Here I am preparing the base.

 
 
The consistency of amok various from region to region and even family to family. This is definitely one of those regional dishes and everybody makes it different, you can get it from a soupy texture to a steamed mousse consistency....I prefer mine more on the moussey set style....



The grilled beef stir fry is a simple dish but so very tasty. Preparing the meat and vegies and a few of those hot chillies!  Typically Khmer cuisine is not cooked spicy or hot, and chilli and spicy sauces are added separately to taste.



 
We also had a chicken and lemongrass soup but I have seemed to have misplaced the photo. (If I find it soon I will update this post).

The class is fantastic, fun and informative and you even receive a recipe book not only with what you cooked that day, but their whole repertoire.

We are "Chaet Dor Kor", slang meaning "my stomach is stuffed" in Khmer. 

J and I spent the rest of the afternoon shopping in Psa Nat.  My aim was to purchase a Kiwi brand meat cleaver.  I was determined to not get "ripped off" even though they are only a few dollars anyway.  The were recommended to me on my last visit by a friend and wanted to get the meat cleaver.  It's still a great knife after all these years.

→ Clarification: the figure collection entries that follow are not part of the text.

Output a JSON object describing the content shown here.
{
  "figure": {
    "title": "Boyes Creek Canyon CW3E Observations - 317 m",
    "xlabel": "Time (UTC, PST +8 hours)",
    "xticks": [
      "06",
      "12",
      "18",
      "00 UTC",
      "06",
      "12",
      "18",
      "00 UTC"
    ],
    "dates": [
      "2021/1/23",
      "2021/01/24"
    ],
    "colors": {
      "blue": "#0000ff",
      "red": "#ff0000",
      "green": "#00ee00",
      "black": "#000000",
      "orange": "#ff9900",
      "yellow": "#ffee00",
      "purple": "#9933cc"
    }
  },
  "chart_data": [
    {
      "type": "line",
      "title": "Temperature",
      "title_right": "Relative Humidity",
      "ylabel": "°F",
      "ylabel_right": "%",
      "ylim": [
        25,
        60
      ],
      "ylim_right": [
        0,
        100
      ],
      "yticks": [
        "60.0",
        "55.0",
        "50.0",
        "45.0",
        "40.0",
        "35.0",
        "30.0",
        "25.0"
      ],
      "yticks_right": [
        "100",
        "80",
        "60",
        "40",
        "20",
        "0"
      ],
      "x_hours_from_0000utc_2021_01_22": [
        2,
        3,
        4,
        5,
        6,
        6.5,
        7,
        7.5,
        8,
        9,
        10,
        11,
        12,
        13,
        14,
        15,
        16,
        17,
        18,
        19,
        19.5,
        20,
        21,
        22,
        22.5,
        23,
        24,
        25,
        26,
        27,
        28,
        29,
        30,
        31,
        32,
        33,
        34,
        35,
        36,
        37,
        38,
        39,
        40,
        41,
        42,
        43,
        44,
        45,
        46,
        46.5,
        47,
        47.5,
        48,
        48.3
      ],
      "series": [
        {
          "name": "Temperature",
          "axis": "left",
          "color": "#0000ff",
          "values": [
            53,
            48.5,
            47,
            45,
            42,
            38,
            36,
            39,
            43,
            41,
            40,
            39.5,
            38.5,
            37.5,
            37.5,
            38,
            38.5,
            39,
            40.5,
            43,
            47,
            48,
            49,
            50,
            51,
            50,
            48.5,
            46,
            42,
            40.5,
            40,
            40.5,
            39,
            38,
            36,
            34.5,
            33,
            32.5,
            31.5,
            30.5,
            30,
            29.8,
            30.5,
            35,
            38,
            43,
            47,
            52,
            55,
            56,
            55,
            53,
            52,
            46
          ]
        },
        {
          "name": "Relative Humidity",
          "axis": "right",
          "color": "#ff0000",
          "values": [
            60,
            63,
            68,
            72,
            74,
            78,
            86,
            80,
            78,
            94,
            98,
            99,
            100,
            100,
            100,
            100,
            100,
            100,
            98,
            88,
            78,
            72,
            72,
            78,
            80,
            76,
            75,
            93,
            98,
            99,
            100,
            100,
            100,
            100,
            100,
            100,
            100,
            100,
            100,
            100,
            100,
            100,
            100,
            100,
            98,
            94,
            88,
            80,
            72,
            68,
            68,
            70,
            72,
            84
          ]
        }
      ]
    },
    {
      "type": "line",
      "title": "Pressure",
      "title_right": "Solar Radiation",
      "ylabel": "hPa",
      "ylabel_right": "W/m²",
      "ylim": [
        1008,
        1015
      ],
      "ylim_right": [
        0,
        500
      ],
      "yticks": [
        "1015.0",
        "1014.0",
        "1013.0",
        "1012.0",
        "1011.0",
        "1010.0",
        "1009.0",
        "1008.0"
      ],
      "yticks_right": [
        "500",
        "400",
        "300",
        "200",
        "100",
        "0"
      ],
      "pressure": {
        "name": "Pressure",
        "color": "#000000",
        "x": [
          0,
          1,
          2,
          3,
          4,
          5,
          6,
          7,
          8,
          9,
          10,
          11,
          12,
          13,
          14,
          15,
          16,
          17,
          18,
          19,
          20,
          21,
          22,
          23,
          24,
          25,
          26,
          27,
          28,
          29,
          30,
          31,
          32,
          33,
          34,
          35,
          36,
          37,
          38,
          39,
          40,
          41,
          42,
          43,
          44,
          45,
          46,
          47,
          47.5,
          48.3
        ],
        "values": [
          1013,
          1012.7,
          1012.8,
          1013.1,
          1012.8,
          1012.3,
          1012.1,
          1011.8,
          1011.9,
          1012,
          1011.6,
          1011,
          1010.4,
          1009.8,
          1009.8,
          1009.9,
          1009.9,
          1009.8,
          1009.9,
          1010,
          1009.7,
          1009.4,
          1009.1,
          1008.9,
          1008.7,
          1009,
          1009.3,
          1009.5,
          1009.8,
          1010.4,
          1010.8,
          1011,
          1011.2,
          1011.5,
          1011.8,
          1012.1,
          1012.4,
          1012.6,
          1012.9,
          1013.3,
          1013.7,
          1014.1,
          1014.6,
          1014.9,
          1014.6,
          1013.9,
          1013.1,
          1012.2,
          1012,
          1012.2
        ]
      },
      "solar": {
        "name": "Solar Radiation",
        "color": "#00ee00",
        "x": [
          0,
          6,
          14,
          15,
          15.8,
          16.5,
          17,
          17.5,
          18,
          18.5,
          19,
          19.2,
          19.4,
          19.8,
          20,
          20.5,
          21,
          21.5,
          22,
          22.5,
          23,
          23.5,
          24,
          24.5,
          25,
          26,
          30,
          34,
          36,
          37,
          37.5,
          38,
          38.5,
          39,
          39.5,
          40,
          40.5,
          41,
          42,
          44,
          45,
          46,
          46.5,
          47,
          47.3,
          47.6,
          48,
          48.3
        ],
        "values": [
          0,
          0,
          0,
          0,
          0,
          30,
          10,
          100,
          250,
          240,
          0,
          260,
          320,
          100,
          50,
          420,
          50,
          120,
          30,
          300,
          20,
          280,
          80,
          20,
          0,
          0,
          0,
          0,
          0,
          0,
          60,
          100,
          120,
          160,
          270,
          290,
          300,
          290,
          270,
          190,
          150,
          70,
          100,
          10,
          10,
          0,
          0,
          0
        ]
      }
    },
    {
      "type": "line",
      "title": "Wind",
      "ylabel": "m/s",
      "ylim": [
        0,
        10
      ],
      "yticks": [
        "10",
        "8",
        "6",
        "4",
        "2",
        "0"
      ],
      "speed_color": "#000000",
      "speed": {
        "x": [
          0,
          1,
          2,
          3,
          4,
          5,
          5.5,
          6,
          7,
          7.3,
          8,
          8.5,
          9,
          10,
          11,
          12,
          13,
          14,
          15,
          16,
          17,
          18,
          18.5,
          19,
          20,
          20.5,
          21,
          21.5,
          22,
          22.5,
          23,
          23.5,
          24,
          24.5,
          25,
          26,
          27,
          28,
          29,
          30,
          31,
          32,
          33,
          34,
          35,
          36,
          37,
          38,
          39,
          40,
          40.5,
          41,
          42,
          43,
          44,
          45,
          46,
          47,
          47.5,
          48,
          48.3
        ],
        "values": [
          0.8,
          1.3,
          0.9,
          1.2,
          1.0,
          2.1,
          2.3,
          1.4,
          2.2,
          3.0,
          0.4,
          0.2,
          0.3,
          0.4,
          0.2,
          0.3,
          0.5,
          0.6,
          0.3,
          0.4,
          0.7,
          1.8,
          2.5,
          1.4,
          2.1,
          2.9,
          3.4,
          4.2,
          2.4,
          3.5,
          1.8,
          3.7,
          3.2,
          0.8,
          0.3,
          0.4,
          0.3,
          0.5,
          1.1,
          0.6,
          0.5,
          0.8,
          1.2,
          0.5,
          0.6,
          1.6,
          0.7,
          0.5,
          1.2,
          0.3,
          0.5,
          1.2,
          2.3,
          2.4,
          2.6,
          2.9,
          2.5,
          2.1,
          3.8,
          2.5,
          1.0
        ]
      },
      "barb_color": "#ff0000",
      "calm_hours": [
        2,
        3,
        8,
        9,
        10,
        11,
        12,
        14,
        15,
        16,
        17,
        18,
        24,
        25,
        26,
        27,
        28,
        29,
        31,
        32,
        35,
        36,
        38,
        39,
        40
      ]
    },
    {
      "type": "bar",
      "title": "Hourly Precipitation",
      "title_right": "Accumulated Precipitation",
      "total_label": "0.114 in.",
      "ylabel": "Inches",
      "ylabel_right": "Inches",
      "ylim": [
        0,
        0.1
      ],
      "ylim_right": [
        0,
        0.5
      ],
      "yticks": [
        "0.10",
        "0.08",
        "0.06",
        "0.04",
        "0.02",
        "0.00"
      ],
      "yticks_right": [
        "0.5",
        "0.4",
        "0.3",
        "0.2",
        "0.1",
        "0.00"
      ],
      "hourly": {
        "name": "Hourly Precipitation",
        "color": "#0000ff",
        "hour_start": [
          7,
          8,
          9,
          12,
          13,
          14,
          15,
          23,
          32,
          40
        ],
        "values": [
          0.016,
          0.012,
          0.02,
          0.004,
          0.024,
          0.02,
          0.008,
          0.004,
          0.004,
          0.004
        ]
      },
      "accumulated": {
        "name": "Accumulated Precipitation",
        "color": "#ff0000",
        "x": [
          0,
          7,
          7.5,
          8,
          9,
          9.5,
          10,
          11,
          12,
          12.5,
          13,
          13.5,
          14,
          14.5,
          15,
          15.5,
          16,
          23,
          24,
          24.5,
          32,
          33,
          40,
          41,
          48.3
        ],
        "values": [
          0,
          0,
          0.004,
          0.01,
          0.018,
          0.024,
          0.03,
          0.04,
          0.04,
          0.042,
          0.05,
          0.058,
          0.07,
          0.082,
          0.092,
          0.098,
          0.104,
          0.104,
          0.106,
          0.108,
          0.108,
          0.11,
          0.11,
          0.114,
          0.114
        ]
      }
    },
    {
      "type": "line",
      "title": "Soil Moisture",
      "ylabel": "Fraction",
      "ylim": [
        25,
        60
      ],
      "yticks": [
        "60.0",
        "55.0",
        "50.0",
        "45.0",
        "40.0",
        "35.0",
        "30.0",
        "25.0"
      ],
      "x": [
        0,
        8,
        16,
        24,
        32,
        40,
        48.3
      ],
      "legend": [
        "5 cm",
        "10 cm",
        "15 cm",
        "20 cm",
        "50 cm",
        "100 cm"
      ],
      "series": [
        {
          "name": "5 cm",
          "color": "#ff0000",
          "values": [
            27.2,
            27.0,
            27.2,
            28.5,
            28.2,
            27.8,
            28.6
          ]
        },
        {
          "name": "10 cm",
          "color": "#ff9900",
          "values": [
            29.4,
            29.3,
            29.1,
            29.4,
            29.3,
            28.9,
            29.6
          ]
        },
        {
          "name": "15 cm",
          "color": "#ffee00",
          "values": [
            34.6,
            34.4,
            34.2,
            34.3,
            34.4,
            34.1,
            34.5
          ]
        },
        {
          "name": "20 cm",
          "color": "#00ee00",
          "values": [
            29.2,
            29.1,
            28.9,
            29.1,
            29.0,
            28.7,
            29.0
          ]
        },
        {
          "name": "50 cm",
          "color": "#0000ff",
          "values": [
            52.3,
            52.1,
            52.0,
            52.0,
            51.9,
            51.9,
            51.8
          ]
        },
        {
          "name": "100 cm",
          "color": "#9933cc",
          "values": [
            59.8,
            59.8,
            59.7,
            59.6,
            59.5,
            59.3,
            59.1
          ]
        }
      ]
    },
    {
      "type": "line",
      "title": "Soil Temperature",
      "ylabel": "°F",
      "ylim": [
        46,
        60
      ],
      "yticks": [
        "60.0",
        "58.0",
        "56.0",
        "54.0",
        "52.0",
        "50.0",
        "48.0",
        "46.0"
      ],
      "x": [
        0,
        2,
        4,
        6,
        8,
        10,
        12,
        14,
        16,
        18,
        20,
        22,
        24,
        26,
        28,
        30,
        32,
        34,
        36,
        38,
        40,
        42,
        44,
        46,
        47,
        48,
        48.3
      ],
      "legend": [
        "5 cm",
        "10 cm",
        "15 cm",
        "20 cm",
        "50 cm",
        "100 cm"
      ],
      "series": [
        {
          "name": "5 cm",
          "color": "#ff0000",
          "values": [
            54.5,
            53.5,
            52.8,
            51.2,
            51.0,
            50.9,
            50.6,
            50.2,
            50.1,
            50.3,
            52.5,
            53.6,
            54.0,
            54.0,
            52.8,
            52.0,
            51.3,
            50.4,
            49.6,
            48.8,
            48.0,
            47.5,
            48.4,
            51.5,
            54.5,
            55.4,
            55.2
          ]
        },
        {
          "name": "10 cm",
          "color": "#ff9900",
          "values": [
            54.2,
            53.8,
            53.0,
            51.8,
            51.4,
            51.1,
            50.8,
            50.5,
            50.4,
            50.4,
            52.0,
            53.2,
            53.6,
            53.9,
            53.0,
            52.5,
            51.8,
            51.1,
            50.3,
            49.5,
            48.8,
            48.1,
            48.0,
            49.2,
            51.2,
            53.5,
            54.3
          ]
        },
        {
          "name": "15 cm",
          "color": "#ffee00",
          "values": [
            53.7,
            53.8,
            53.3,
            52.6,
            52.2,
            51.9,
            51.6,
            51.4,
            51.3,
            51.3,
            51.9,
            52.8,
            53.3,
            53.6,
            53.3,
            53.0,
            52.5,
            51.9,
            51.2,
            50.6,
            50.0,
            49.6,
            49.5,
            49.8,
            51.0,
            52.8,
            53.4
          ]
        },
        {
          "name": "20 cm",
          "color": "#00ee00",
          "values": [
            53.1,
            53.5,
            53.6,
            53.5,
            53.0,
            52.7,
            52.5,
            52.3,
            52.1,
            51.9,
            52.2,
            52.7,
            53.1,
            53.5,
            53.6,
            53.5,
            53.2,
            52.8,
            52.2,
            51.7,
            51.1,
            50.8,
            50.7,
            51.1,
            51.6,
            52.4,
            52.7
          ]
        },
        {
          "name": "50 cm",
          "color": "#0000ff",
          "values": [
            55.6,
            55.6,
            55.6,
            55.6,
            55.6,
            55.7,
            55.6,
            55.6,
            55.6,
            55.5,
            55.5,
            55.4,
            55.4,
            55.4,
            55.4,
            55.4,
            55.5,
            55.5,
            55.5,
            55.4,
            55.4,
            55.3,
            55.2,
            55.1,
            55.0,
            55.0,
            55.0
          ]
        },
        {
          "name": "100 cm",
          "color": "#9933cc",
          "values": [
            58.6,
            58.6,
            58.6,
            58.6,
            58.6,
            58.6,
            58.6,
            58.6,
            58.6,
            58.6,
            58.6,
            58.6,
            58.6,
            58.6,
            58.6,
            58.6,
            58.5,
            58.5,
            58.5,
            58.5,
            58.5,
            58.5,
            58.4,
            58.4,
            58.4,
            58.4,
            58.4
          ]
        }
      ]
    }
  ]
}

One Khmer lady gave me a price and I asked her to give me a best price (speaking in English obviously).  Deciding to give my Khmer language skills a public try,   I then proceeded to speak (the limited) Khmer I knew asking for a discount and telling her to not 'overcharge' me (as is expected in the market)....she laughed at me.  I  think I shocked her more than anything as most Cambodians don't expect you to speak Khmer. 

I had been previously told that the knife would be $3.50 and no more and that being a traveller would double the price.  She told me a price in Khmer riel and as I was a bit slow on the translation I replied that I wanted to pay $3.50.  We had some good banter and we finally agreed on $3.50 (or so I thought). I passed over my money but she gave me change.  I was confused.  Turns out that she only charged me $3.25, which was the price she was telling me and I was ironically bartering for a higher price! She said she had such a great laugh at my expense and the fact that I was speaking Khmer that she gave me the cheaper price even though I hadn't realised just for the entertainment!  I also got the knife cheaper than what a local would pay!

It's these interactions with the locals that made my living in Cambodia all the more wonderful.














1 comment:

  1. I love Cambodian food, but was not a fan of Battambang. Maybe if I had done a cooking class I would have liked it more. I do like how the Cambodian women wear their PJ's all day. It works.